For Conoil, the transaction represents something more profound than asset shuffling. It is the validation of an indigenous oil company’s ability to operate, produce, and partner at scale. That validation was already underway in 2024, when Conoil achieved a landmark breakthrough: the successful production and export of Obodo crude, a new Nigerian crude blend from its onshore acreage.

In a country where new crude streams have become rare, Obodo’s emergence signalled operational maturity. More importantly, it shifted Conoil from being perceived primarily as a downstream and marginal upstream player into a full-spectrum producer with export-grade assets.

The commercial impact was immediate. Obodo crude enhanced Conoil’s revenue profile, strengthened cash flows, and materially improved the company’s asset valuation.

For Mike Adenuga, Obodo represented something else entirely: oil income with scale and durability. Producing crude shifts wealth from theoretical to realised. It is the difference between potential and proof.

That momentum was reinforced by Conoil’s acquisition of a new drilling rig, a move that underscored its intent to control not just resources, but execution. In an industry where rig availability often dictates production timelines, owning modern drilling capacity gives Conoil a strategic advantage lowering costs, reducing dependency, and accelerating development cycles. It also enhances the company’s bargaining power in partnerships such as the one with TotalEnergies.

Taken together, the Obodo crude success, the rig acquisition, and the TotalEnergies transaction, these moves materially expand Conoil’s enterprise value.
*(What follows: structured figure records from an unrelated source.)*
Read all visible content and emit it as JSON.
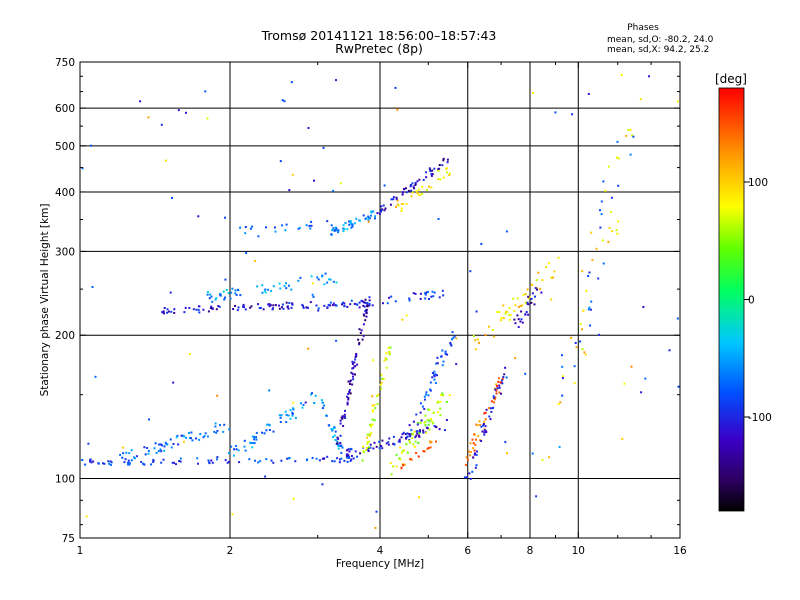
{
  "chart_data": {
    "type": "scatter",
    "title": "Tromsø 20141121 18:56:00–18:57:43",
    "subtitle": "RwPretec (8p)",
    "stats": {
      "header": "Phases",
      "line1": "mean, sd,O: -80.2, 24.0",
      "line2": "mean, sd,X:  94.2, 25.2"
    },
    "xlabel": "Frequency [MHz]",
    "ylabel": "Stationary phase Virtual Height [km]",
    "x_scale": "log",
    "y_scale": "log",
    "xlim": [
      1,
      16
    ],
    "ylim": [
      75,
      750
    ],
    "x_ticks": [
      1,
      2,
      4,
      6,
      8,
      10,
      16
    ],
    "x_tick_labels": [
      "1",
      "2",
      "4",
      "6",
      "8",
      "10",
      "16"
    ],
    "y_ticks": [
      75,
      100,
      200,
      300,
      400,
      500,
      600,
      750
    ],
    "y_tick_labels": [
      "75",
      "100",
      "200",
      "300",
      "400",
      "500",
      "600",
      "750"
    ],
    "x_gridlines": [
      2,
      4,
      6,
      8,
      10
    ],
    "y_gridlines": [
      100,
      200,
      300,
      400,
      500,
      600
    ],
    "grid": true,
    "colorbar": {
      "label": "[deg]",
      "range": [
        -180,
        180
      ],
      "ticks": [
        100,
        0,
        -100
      ],
      "tick_labels": [
        "100",
        "0",
        "-100"
      ]
    },
    "series": [
      {
        "traces": [
          {
            "x0": 1.0,
            "x1": 3.6,
            "y0": 108,
            "y1": 110,
            "phase": -90,
            "n": 90,
            "spread": 0.03
          },
          {
            "x0": 1.2,
            "x1": 2.0,
            "y0": 110,
            "y1": 130,
            "phase": -70,
            "n": 60,
            "spread": 0.06
          },
          {
            "x0": 2.0,
            "x1": 3.0,
            "y0": 112,
            "y1": 150,
            "phase": -60,
            "n": 55,
            "spread": 0.07
          },
          {
            "x0": 3.0,
            "x1": 3.4,
            "y0": 150,
            "y1": 110,
            "phase": -55,
            "n": 30,
            "spread": 0.05
          },
          {
            "x0": 3.4,
            "x1": 5.5,
            "y0": 112,
            "y1": 130,
            "phase": -110,
            "n": 70,
            "spread": 0.05
          },
          {
            "x0": 3.3,
            "x1": 3.8,
            "y0": 120,
            "y1": 240,
            "phase": -125,
            "n": 80,
            "spread": 0.05
          },
          {
            "x0": 3.7,
            "x1": 4.2,
            "y0": 110,
            "y1": 190,
            "phase": 70,
            "n": 45,
            "spread": 0.06
          },
          {
            "x0": 4.2,
            "x1": 5.5,
            "y0": 105,
            "y1": 150,
            "phase": 60,
            "n": 55,
            "spread": 0.08
          },
          {
            "x0": 4.6,
            "x1": 5.6,
            "y0": 125,
            "y1": 200,
            "phase": -90,
            "n": 45,
            "spread": 0.08
          },
          {
            "x0": 4.4,
            "x1": 5.2,
            "y0": 105,
            "y1": 120,
            "phase": 140,
            "n": 20,
            "spread": 0.04
          },
          {
            "x0": 6.0,
            "x1": 7.0,
            "y0": 110,
            "y1": 160,
            "phase": 140,
            "n": 45,
            "spread": 0.08
          },
          {
            "x0": 6.0,
            "x1": 7.2,
            "y0": 100,
            "y1": 170,
            "phase": -100,
            "n": 40,
            "spread": 0.08
          },
          {
            "x0": 1.45,
            "x1": 3.0,
            "y0": 225,
            "y1": 232,
            "phase": -115,
            "n": 75,
            "spread": 0.03
          },
          {
            "x0": 1.8,
            "x1": 3.3,
            "y0": 240,
            "y1": 265,
            "phase": -55,
            "n": 55,
            "spread": 0.05
          },
          {
            "x0": 3.0,
            "x1": 5.4,
            "y0": 228,
            "y1": 245,
            "phase": -100,
            "n": 60,
            "spread": 0.04
          },
          {
            "x0": 2.0,
            "x1": 3.2,
            "y0": 330,
            "y1": 345,
            "phase": -70,
            "n": 20,
            "spread": 0.04
          },
          {
            "x0": 3.2,
            "x1": 3.9,
            "y0": 330,
            "y1": 360,
            "phase": -60,
            "n": 45,
            "spread": 0.04
          },
          {
            "x0": 3.9,
            "x1": 5.5,
            "y0": 360,
            "y1": 470,
            "phase": -120,
            "n": 55,
            "spread": 0.04
          },
          {
            "x0": 4.2,
            "x1": 5.6,
            "y0": 360,
            "y1": 450,
            "phase": 90,
            "n": 30,
            "spread": 0.06
          },
          {
            "x0": 6.2,
            "x1": 9.0,
            "y0": 190,
            "y1": 280,
            "phase": 90,
            "n": 50,
            "spread": 0.1
          },
          {
            "x0": 7.5,
            "x1": 8.5,
            "y0": 210,
            "y1": 260,
            "phase": -120,
            "n": 25,
            "spread": 0.08
          },
          {
            "x0": 9.0,
            "x1": 13.0,
            "y0": 120,
            "y1": 600,
            "phase": 90,
            "n": 35,
            "spread": 0.25
          },
          {
            "x0": 9.0,
            "x1": 12.5,
            "y0": 130,
            "y1": 560,
            "phase": -70,
            "n": 25,
            "spread": 0.25
          },
          {
            "x0": 1.0,
            "x1": 16.0,
            "y0": 78,
            "y1": 700,
            "phase": -90,
            "n": 70,
            "spread": 0.5
          },
          {
            "x0": 1.0,
            "x1": 16.0,
            "y0": 78,
            "y1": 700,
            "phase": 100,
            "n": 40,
            "spread": 0.5
          }
        ]
      }
    ]
  }
}
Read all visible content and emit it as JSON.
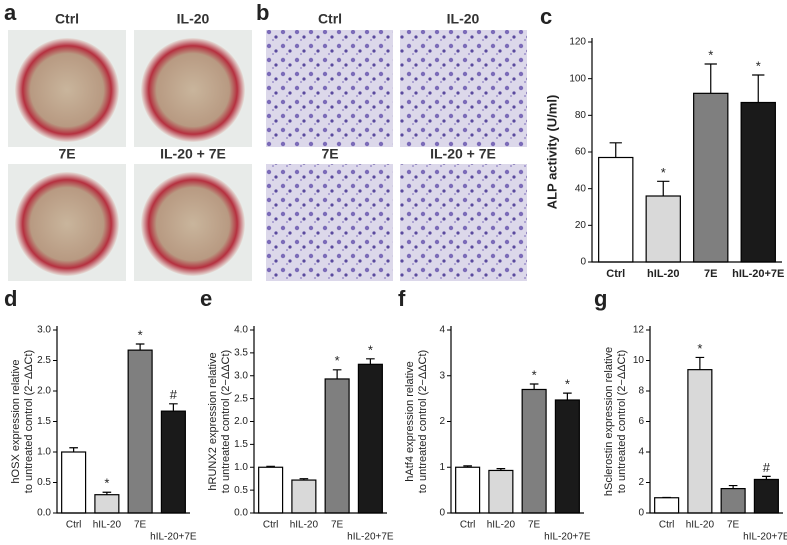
{
  "panel_labels": [
    "a",
    "b",
    "c",
    "d",
    "e",
    "f",
    "g"
  ],
  "photo_captions": {
    "a": [
      "Ctrl",
      "IL-20",
      "7E",
      "IL-20 + 7E"
    ],
    "b": [
      "Ctrl",
      "IL-20",
      "7E",
      "IL-20 + 7E"
    ]
  },
  "chart_data": [
    {
      "type": "bar",
      "ylabel": [
        "ALP activity (U/ml)"
      ],
      "categories": [
        "Ctrl",
        "hIL-20",
        "7E",
        "hIL-20+7E"
      ],
      "values": [
        57,
        36,
        92,
        87
      ],
      "errors": [
        8,
        8,
        16,
        15
      ],
      "annotations": [
        null,
        "*",
        "*",
        "*"
      ],
      "colors": [
        "#ffffff",
        "#d9d9d9",
        "#7f7f7f",
        "#1a1a1a"
      ],
      "ylim": [
        0,
        120
      ],
      "yticks": [
        0,
        20,
        40,
        60,
        80,
        100,
        120
      ]
    },
    {
      "type": "bar",
      "ylabel": [
        "hOSX expression relative",
        "to untreated control (2−ΔΔCt)"
      ],
      "categories": [
        "Ctrl",
        "hIL-20",
        "7E",
        "hIL-20+7E"
      ],
      "values": [
        1.0,
        0.3,
        2.67,
        1.67
      ],
      "errors": [
        0.07,
        0.04,
        0.1,
        0.12
      ],
      "annotations": [
        null,
        "*",
        "*",
        "#"
      ],
      "colors": [
        "#ffffff",
        "#d9d9d9",
        "#7f7f7f",
        "#1a1a1a"
      ],
      "ylim": [
        0,
        3.0
      ],
      "yticks": [
        {
          "value": 0,
          "label": "0.0"
        },
        {
          "value": 0.5,
          "label": "0.5"
        },
        {
          "value": 1,
          "label": "1.0"
        },
        {
          "value": 1.5,
          "label": "1.5"
        },
        {
          "value": 2,
          "label": "2.0"
        },
        {
          "value": 2.5,
          "label": "2.5"
        },
        {
          "value": 3,
          "label": "3.0"
        }
      ]
    },
    {
      "type": "bar",
      "ylabel": [
        "hRUNX2 expression relative",
        "to untreated control (2−ΔΔCt)"
      ],
      "categories": [
        "Ctrl",
        "hIL-20",
        "7E",
        "hIL-20+7E"
      ],
      "values": [
        1.0,
        0.72,
        2.93,
        3.25
      ],
      "errors": [
        0.02,
        0.03,
        0.2,
        0.12
      ],
      "annotations": [
        null,
        null,
        "*",
        "*"
      ],
      "colors": [
        "#ffffff",
        "#d9d9d9",
        "#7f7f7f",
        "#1a1a1a"
      ],
      "ylim": [
        0,
        4.0
      ],
      "yticks": [
        {
          "value": 0,
          "label": "0.0"
        },
        {
          "value": 0.5,
          "label": "0.5"
        },
        {
          "value": 1,
          "label": "1.0"
        },
        {
          "value": 1.5,
          "label": "1.5"
        },
        {
          "value": 2,
          "label": "2.0"
        },
        {
          "value": 2.5,
          "label": "2.5"
        },
        {
          "value": 3,
          "label": "3.0"
        },
        {
          "value": 3.5,
          "label": "3.5"
        },
        {
          "value": 4,
          "label": "4.0"
        }
      ]
    },
    {
      "type": "bar",
      "ylabel": [
        "hAtf4 expression relative",
        "to untreated control (2−ΔΔCt)"
      ],
      "categories": [
        "Ctrl",
        "hIL-20",
        "7E",
        "hIL-20+7E"
      ],
      "values": [
        1.0,
        0.93,
        2.7,
        2.47
      ],
      "errors": [
        0.03,
        0.04,
        0.12,
        0.15
      ],
      "annotations": [
        null,
        null,
        "*",
        "*"
      ],
      "colors": [
        "#ffffff",
        "#d9d9d9",
        "#7f7f7f",
        "#1a1a1a"
      ],
      "ylim": [
        0,
        4
      ],
      "yticks": [
        0,
        1,
        2,
        3,
        4
      ]
    },
    {
      "type": "bar",
      "ylabel": [
        "hSclerostin expression relative",
        "to untreated control (2−ΔΔCt)"
      ],
      "categories": [
        "Ctrl",
        "hIL-20",
        "7E",
        "hIL-20+7E"
      ],
      "values": [
        1.0,
        9.4,
        1.6,
        2.2
      ],
      "errors": [
        0.02,
        0.8,
        0.2,
        0.2
      ],
      "annotations": [
        null,
        "*",
        null,
        "#"
      ],
      "colors": [
        "#ffffff",
        "#d9d9d9",
        "#7f7f7f",
        "#1a1a1a"
      ],
      "ylim": [
        0,
        12
      ],
      "yticks": [
        0,
        2,
        4,
        6,
        8,
        10,
        12
      ]
    }
  ]
}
While private company valuations remain opaque, upstream assets with proven production, infrastructure control, and international partnerships typically command significant multiple expansion. For Adenuga, all of these represents a stabilising and appreciating pillar of wealth.

As The Boss Newspapers honours Mike Adenuga as Boss of the Year 2025, the recognition lands at a moment when his oil ambitions are no longer peripheral to his legacy. They are central. In Obodo crude, in steel rigs, and in carefully negotiated partnerships, Adenuga is shaping a version of Nigerian capitalism that privileges patience, scale, and execution over spectacle.

In the end, the most powerful statement of wealth is not net worth rankings or headlines. It is the ability to convert strategy into assets, assets into production, and production into national relevance. On that score, the Conoil–TotalEnergies deal may well stand as one of the most consequential chapters in Mike Adenuga’s business story and in Nigeria’s evolving oil future.